Maybe I could go out of my comfort zone.
Maybe I should finally learn that skill I’ve been putting off.
You know, I still haven’t tried to earn money from teaching guitar or making soundtracks. I worry my skill isn’t there yet, but actually I know it more than meets some people’s requirements. I’ve never tried to enjoy cooking, maybe I would if I was actually paid for it, just something simple to start.
As the negative beliefs are healed, more possibilities open up.
But I am alright now and I want to focus on building an audience for my work and creating more rather than just earning money ASAP. So I get back to thinking how to generate enough joy to inspire myself to do something meaningful today.
I realize there is a restaraunt a 20 minute walk with an all-you-can-drink coffee and tea bar, with a variety of green tea and it’s better than the cheap places nearby. So I walk there even though my whole day is behind schedule.
As I am walking I think about what will make me feel even better once I am there. I was planning on editing a few videos to release for my music.
I check the video I posted last night and it has only 15 views. The previous one had 500 by now. Shit.
https://youtube.com/shorts/ZcLeOpbM_8E?si=lPJiyleMZscsa1yC
The negativity pops up again, but I remember that both my writing and my reading are bringing interesting, talented people to my work. My favorite indie band’s guitarist even added me on social media last month. Not everything I do is going to have the desires d results. That’s ok. Some things will. And things happen exponentially, they just have to reach that breaking point.
I remember a conversation I had last night about generating joy and realize I really want to write things that could potentially help the people that I know will read them, and she will read this if i send it to her and that thought makes me feel a little excited….
There it is! I found the excitement! Thats the flame to start the fire with. I love the idea of helping someone come out of their shell and our conversations are an invitation to try and create something that can actually be of tangible use to someone.
Maybe it’ll help her. Maybe it won’t. Maybe it’ll help someone else. But it won’t hurt!
I start writing. As I write I begin to feel it isn’t my most elequent article. I know I could probably make it sound better, but I write novels and music for that. For me, an article just has to have it’s desired effect, to plant a seed that can grow.
And here I am.
It’s 2:30 PM.
I feel good.
I’m ready to have an awesome day, and actually, I am already having an awesome day! I’ve overcome negative thoughts 3 times today, where a few years ago I probably would have fell into a self loathing spiral.
That’s awesome!
I didn’t get any work done on those videos yet but I have another 4 hours before my first appointment today, I was inspired to write something else on the way here, so I can write next weeks article or I can start on that video.

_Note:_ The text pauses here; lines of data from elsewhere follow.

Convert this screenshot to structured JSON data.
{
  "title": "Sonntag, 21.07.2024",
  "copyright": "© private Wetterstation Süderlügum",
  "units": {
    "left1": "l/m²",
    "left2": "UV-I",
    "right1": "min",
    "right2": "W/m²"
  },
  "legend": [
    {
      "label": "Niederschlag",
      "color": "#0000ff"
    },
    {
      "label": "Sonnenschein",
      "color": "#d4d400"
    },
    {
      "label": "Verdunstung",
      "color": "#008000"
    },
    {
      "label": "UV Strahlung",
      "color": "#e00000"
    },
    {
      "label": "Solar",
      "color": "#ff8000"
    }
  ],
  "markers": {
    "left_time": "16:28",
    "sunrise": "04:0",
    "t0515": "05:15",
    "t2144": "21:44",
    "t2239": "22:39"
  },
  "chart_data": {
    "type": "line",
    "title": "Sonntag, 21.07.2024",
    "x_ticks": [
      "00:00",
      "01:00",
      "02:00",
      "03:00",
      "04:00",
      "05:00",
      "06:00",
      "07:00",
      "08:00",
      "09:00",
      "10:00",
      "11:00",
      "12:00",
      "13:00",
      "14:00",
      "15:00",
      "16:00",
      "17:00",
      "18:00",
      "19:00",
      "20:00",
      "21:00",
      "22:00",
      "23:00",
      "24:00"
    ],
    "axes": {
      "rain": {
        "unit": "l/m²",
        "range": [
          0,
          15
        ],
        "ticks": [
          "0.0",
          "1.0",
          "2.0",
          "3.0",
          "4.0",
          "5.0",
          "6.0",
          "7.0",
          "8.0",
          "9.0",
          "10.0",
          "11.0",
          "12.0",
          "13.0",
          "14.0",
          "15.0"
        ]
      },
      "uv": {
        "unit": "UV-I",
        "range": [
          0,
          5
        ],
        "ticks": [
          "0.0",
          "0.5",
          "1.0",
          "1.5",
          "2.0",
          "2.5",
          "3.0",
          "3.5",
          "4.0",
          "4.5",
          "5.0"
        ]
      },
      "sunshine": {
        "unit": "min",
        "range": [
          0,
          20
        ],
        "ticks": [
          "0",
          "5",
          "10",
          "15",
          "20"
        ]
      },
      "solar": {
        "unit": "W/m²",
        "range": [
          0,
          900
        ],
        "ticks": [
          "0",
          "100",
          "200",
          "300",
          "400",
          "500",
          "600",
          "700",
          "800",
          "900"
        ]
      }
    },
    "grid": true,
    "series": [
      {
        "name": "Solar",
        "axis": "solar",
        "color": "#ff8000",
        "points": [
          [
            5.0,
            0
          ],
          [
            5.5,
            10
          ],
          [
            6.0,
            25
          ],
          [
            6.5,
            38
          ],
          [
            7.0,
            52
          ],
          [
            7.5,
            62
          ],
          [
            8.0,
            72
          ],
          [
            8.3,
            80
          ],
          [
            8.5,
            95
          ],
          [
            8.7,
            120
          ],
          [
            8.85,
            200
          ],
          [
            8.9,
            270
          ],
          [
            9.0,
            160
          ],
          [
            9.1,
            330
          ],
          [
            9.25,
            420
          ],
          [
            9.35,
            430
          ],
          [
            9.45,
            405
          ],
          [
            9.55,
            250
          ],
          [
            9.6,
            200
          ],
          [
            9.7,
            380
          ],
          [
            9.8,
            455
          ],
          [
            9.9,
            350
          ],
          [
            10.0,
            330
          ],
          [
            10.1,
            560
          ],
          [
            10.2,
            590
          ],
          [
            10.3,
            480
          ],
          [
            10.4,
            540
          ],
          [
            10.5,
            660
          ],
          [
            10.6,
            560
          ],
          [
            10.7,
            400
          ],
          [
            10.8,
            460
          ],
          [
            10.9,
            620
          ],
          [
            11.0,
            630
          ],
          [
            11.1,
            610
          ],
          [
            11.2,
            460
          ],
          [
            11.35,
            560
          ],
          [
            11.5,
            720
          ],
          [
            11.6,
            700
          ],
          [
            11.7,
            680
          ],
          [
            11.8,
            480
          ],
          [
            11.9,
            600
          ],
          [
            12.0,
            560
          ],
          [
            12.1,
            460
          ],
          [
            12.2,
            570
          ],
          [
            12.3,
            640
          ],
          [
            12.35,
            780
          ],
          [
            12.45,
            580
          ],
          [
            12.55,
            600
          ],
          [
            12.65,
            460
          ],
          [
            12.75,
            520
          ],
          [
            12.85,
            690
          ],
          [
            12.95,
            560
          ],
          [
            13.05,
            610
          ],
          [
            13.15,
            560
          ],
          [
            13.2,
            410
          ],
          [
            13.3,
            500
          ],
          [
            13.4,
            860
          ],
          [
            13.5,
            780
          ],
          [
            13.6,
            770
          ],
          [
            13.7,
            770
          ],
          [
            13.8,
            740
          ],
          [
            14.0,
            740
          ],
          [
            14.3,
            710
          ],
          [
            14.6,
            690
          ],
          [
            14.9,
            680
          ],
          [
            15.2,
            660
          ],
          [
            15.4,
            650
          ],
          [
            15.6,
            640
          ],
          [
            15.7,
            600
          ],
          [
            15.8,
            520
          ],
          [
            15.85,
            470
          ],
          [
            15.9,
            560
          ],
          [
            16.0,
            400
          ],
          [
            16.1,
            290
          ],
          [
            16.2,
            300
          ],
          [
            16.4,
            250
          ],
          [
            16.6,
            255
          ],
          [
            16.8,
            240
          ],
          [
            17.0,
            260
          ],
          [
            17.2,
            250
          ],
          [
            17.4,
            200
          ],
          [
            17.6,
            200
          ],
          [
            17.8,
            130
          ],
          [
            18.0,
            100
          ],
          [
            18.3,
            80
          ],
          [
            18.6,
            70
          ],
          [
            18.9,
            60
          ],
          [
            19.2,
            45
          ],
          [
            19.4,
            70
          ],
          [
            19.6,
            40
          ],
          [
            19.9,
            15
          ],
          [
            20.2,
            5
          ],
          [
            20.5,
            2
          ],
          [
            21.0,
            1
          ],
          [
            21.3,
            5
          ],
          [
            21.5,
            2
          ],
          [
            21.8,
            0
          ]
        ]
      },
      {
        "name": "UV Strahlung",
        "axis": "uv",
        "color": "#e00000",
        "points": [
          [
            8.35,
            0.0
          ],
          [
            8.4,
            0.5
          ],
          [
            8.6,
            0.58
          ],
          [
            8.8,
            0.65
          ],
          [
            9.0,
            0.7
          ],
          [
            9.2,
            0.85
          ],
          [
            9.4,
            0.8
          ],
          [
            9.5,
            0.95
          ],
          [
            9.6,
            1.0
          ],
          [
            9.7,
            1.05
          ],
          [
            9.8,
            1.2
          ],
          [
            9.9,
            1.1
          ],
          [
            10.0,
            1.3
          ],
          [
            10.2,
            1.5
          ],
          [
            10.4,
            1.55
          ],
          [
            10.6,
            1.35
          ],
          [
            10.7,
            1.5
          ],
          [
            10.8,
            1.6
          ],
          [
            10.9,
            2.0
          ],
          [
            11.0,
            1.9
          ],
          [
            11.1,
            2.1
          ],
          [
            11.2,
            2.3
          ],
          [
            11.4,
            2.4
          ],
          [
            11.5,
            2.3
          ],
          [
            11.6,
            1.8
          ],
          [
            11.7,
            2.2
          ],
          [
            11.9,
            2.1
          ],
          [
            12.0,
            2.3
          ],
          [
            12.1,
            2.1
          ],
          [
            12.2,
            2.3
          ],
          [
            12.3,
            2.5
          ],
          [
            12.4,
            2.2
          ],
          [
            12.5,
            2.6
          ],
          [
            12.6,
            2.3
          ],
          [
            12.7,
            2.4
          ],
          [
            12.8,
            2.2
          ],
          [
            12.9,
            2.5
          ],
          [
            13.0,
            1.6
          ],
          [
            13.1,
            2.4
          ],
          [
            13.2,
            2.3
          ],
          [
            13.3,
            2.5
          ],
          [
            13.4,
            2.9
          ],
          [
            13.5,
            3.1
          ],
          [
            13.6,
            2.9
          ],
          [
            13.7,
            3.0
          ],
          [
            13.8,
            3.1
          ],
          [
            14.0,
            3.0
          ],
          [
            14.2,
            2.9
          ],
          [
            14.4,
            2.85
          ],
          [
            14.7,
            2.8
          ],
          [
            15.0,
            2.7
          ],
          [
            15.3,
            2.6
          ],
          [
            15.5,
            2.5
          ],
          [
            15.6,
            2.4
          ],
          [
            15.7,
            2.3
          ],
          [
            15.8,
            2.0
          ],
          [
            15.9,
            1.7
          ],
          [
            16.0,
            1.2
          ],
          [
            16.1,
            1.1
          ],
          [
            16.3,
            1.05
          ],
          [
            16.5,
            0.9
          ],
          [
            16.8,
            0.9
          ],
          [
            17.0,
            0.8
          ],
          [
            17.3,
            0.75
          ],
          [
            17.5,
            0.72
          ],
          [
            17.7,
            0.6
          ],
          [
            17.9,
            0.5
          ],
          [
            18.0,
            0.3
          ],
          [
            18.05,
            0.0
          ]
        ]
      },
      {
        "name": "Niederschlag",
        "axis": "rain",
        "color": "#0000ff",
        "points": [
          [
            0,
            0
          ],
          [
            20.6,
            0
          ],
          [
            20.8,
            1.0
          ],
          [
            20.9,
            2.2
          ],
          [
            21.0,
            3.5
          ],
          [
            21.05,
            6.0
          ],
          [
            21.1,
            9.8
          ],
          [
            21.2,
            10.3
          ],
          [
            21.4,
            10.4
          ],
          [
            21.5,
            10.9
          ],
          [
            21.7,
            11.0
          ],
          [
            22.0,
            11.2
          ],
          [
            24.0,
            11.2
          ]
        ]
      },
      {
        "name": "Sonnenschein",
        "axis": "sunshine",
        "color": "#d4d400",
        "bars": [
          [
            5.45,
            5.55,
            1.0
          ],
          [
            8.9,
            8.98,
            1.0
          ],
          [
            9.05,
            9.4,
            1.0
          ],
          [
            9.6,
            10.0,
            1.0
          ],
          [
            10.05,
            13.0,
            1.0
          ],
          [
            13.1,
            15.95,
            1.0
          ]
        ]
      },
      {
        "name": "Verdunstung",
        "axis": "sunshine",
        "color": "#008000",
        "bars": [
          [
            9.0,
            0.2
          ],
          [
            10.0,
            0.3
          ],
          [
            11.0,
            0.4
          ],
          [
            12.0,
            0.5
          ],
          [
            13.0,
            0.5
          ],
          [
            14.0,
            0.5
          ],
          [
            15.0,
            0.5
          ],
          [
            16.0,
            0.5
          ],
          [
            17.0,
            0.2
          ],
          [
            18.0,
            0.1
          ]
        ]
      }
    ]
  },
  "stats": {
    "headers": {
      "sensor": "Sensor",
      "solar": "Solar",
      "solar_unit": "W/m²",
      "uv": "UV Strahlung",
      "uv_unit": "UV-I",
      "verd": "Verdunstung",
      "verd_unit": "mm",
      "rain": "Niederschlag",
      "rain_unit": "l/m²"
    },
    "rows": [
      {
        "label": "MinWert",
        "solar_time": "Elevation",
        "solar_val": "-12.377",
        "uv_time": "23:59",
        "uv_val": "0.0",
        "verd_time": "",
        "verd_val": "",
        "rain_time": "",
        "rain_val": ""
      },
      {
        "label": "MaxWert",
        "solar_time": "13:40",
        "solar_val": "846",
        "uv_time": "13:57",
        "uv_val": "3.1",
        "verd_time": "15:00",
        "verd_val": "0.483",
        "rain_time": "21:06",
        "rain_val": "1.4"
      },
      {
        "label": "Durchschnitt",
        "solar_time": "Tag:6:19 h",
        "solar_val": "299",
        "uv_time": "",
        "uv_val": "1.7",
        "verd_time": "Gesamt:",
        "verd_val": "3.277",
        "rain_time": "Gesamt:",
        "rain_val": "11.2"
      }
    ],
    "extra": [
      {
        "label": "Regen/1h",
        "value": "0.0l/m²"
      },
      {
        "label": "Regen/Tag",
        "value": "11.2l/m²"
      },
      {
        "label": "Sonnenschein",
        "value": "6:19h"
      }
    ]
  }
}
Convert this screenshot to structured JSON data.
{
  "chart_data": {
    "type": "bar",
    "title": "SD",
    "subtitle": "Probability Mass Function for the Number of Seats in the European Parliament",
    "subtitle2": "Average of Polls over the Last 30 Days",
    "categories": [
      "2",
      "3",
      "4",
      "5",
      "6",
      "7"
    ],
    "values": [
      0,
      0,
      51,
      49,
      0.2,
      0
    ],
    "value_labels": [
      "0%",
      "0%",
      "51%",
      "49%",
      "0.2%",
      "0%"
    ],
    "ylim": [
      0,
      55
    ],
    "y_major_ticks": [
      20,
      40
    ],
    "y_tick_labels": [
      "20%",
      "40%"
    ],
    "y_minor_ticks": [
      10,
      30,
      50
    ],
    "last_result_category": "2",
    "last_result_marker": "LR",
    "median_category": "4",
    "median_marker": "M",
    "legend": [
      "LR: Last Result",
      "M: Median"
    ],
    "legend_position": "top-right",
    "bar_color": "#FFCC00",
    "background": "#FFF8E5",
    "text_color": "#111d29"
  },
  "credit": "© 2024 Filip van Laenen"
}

My goal is to create a positive feedback loop between my work and my life as a whole and the people I interact with, where joy can create more joy, and it can be shared with anyone who witnesses it without costing anything to anyone other than the effort to generate it, which is ALWAYS worth it.
I believe in living a life where being selfish and being selfless are essentially the same thing because we see the threads that weave us together and find ways to celebrate each others wins, realizing that anyone’s win can be everyone’s win.
There may be situations in life where we are pit against other people, but the abudnance mentality is about always generating more joy, more freedom, more resources, more health, so that there is more to go around and we can all benefit.
I want to be living a life like that every day, where all my efforts benefit both myself and everyone I interact with.
And it kinda feels like I already am, I am really just working out the kinks and making improvements to it so that it’s always running at full power.
I guess I’d say I feel 42% better than i did when I woke up, and I’ve only just had lunch.
Let’s see what I can turn this day into!